Ultrastructural analysis of crystalloid endoplasmic reticulum in UT-1 cells and its disappearance in response to cholesterol.

The crystalloid endoplasmic reticulum (ER) consists of hexagonally packed membrane tubules that contain 3-hydroxy-3-methylglutaryl coenzyme A reductase (HMG CoA reductase), an intrinsic membrane protein that catalyses the rate-limiting step in cholesterol synthesis. The crystalloid ER appears in a clone of Chinese hamster ovary cells, designated UT-1, that contain high levels of HMG CoA reductase as a result of growth in the presence of compactin, a competitive inhibitor of the reductase. In the present studies, we have used ultrastructural morphometry to estimate that the crystalloid ER: (1) occupies about 15% of the volume of UT-1 cells; (2) contains 3.4-fold more membrane area than the plasma membrane; and (3) contains less than 700 subunits of HMG CoA reductase per micrometer2 of membrane surface. The crystalloid ER tubules contain 2000 intramembrane particles per micrometer2 with a mean diameter of 10.4 nm, as determined by freeze-fracture. The crystalloid ER membranes are low in cholesterol, as indicated by the small number of filipin-cholesterol complexes in freeze-fracture images after treatment with filipin. The addition of cholesterol or related sterols to UT-1 cells promoted a rapid and stepwise disappearance of the crystalloid ER. Initially, the crystalloid ER fragmented into randomly arranged vesicles and tubules.
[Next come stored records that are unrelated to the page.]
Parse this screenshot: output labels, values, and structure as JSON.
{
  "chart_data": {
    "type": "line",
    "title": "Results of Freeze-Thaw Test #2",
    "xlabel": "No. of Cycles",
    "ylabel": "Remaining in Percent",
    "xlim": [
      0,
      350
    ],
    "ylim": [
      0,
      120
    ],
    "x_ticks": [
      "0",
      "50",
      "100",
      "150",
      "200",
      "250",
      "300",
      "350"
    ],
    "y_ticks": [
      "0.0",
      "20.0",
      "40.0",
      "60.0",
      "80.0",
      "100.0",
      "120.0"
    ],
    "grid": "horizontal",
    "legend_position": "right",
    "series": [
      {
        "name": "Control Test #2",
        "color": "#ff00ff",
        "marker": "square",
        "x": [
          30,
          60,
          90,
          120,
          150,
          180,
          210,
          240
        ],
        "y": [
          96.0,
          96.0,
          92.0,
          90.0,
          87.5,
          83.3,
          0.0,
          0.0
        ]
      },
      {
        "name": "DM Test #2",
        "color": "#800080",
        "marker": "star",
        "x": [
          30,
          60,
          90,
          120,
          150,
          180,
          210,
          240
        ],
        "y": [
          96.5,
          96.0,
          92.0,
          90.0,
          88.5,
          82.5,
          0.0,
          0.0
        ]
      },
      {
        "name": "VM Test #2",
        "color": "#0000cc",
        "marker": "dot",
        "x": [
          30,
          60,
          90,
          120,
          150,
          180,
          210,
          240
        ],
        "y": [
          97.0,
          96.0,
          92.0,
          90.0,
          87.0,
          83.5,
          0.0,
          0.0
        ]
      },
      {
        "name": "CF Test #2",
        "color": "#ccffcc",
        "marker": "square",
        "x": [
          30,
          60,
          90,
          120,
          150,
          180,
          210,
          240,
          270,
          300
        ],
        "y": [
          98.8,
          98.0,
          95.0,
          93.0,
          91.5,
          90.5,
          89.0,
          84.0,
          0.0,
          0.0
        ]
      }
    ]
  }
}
Subsequently, membrane-bound structures disappeared from the cell so that after incubation with cholesterol for 24-72 h, the cells appeared completely normal. We found no morphological evidence that autophagic vacuoles participate in the degradation. We conclude: (1) that the crystalloid ER is more extensive than necessary merely to support HMG CoA reductase; and (2) that upon exposure to cholesterol the crystalloid ER is degraded by a process that does not involve autophagy.